Les psychologues et les psychiatres présents dans les services d’oncologie
ont contribué largement à la réflexion sur l’annonce du cancer. Depuis les
années 1970, des psychologues précurseurs avaient alerté sur les conséquences néfastes d’un diagnostic mortel délivré sans précaution. Ils
comprenaient bien les réticences des médecins qui ne supportaient pas
d’abandonner un patient à une absence de traitement. Les psychologues ont
accueilli les souffrances des médecins qui n’en pouvaient plus du sentiment
d’échec et qui finissaient par renoncer même à pousser la porte de la
chambre du malade en fin de vie.
La confiance redonnée, grâce aux antalgiques et aux traitements de
dernière génération, a permis plus de confort psychique du côté de l’annonceur. La dédramatisation de la cancérologie a aussi été induite par le
travail en groupe des soignants et des médecins. Soit en groupes Balint de
médecins ou d’infirmières, soit en groupes multi-professionnels (groupes
de parole). Ces analyses des pratiques, cette reconnaissance des aspects
inconscients, bien présents dans les rapports médecin-malades-soignants
ont installé plus de vie, plus d’espoir autour d’un diagnostic qui, non dit, ne
pouvait pas permettre jusqu’alors d’intégration.

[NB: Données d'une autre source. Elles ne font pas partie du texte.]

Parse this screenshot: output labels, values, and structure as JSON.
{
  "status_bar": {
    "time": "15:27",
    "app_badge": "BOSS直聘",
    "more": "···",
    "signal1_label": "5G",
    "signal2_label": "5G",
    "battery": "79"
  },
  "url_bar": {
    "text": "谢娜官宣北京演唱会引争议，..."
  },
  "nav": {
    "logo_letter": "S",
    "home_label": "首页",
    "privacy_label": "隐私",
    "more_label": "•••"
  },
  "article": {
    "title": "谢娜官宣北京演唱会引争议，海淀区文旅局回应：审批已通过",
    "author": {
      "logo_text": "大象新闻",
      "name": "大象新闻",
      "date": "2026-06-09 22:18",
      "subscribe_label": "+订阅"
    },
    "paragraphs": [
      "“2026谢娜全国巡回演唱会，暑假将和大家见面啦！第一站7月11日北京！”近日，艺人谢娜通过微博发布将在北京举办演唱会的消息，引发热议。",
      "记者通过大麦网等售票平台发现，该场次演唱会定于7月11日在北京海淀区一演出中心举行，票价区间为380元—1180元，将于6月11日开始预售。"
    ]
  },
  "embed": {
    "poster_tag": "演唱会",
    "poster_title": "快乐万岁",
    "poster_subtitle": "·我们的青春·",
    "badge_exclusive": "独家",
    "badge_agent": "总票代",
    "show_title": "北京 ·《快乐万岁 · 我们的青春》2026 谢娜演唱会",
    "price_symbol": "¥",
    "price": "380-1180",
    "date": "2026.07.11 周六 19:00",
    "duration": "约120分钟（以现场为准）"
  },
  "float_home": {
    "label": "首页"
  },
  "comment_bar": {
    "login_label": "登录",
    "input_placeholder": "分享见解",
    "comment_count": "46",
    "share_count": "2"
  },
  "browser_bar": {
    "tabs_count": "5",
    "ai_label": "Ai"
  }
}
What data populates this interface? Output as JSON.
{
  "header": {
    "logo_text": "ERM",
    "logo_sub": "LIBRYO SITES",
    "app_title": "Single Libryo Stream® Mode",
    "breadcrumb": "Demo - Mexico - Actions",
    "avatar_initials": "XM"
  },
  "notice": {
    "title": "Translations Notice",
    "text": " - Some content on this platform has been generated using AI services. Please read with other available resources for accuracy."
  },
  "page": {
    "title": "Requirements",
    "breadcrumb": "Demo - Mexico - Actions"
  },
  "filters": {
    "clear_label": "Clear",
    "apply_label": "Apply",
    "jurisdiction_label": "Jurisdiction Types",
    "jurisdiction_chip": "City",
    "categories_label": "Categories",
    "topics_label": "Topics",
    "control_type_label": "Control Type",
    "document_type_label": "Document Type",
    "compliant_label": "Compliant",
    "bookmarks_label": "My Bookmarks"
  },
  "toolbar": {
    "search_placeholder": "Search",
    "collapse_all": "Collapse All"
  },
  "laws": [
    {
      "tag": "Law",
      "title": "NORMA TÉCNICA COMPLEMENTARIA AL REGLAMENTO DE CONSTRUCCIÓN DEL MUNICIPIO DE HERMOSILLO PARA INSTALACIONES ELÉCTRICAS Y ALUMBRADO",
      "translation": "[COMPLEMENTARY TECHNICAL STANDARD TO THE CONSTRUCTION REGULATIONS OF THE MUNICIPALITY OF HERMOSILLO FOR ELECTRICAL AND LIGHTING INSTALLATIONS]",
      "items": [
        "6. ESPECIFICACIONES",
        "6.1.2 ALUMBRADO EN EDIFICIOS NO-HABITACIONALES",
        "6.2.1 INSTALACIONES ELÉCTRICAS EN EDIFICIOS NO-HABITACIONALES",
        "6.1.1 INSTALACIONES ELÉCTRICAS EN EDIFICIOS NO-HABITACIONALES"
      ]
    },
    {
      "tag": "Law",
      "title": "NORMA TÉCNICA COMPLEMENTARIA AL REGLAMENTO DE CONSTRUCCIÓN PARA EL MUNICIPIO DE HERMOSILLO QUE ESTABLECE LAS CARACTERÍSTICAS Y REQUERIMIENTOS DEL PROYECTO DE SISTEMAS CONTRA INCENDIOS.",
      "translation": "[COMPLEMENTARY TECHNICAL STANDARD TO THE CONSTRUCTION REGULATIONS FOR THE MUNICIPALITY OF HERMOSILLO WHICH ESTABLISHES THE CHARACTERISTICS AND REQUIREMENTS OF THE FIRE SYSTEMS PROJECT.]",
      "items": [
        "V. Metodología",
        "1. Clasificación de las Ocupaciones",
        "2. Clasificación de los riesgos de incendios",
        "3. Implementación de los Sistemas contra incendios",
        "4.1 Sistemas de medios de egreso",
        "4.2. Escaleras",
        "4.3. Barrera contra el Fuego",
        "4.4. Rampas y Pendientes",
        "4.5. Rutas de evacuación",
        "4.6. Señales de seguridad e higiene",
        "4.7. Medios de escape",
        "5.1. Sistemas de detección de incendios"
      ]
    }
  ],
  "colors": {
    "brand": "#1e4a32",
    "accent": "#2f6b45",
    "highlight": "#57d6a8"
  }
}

Pour les malades, l’approche psychologique de l’annonce diagnostique a
remis en cause la rupture de temporalité, la fuite existentielle vers la mort.
Les consultations d’annonce vont sans aucun doute encore se modifier
car elles sont inscrites dans les changements sociaux de nos pays. Le multiculturalisme y aura son effet, il ne doit pas induire de ségrégation ethnique
à l’américaine. La France peut au contraire trouver un modèle qui lui soit
propre, issu de sa tradition d’accueil. La consultation d’annonce est
marquée par l’histoire de la médecine, elle-même révélatrice des évolutions
de la société française, ni bonnes ni mauvaises. La prise de conscience de ces
changements doit nous permettre de rester attentifs à cette relation indispensable lors de l’annonce qui, loin alors de devenir un traumatisme,
constituera un passage vers une nouvelle étape de la vie, jusqu’à la mort.